Welfare And Safety Summit: Using Imaging To Prevent And Diagnose Injury Is Part Science and Part Art

POSTED ON  |  17-05-2020

Standing MRI scan
When it comes to diagnosing and preventing injury, the job of interpreting diagnostics is as much art as it is science, according to Rood and Riddle Equine Hospital diagnostic imaging expert Dr. Katie Garrett. Garrett reviewed common injuries of the fetlock  in the first of a series of webcasts held this week in place of the Welfare and Safety of the Racehorse Summit, along with a quick review of the imaging technologies available for diagnosis.
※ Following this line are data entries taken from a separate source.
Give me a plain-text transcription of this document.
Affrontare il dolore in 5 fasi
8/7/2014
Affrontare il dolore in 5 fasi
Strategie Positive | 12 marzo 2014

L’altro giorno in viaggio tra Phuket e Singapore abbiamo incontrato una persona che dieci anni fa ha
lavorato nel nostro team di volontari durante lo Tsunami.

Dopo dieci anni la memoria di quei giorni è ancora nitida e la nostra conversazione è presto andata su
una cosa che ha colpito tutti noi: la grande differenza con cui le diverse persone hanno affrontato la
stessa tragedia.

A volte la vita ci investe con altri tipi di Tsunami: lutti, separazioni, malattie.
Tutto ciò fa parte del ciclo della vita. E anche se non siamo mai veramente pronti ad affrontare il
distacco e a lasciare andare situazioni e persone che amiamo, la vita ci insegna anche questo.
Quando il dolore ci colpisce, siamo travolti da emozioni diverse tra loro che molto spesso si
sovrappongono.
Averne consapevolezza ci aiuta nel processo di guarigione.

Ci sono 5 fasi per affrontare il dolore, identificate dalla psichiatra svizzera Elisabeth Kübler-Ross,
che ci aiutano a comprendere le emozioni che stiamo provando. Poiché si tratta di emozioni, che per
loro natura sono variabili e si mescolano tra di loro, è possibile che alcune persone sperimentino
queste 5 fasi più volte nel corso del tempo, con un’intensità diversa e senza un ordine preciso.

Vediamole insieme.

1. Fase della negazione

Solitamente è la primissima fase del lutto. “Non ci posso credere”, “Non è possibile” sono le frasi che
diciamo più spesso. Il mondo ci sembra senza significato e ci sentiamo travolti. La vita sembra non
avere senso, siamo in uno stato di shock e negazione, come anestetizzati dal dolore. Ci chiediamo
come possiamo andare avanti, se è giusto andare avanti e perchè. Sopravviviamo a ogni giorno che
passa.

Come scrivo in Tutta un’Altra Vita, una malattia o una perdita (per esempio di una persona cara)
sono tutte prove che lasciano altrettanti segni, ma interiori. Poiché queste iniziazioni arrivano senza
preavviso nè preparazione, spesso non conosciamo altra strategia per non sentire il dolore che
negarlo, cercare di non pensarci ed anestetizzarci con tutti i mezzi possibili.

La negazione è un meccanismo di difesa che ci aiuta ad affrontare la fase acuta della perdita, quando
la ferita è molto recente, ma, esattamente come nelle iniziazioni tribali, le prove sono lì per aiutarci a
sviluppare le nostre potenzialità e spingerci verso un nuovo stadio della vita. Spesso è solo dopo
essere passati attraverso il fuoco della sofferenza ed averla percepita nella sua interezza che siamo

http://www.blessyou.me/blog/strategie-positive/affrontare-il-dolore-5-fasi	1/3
Garrett said there is not yet an imaging modality that is inexpensive, quick, portable, detailed, and does not require general anesthesia – with most, you get four out of the five parameters, maximum. Radiography and ultrasound meet all of these qualifications except for the high level of detail, which is more readily available in more complex technologies like PET and MRI, which is why they're used as a first-round screening tool when a horse is lame. MRI and PET scans provide much more detailed information, but cannot be taken stallside. PET scans on horses are also comparatively new and veterinarians are still learning about the best contexts to use them. Sometimes, the complexity of a more detailed image like MRI, PET, or bone scans lies in the interpretation.

Garrett stressed that while these technologies can give provide information about what's going on inside a horse's leg, there's still a lot of individual variability to the way the horse handles it.  She used POD, or palmar/plantar osteochondral disease, as an example.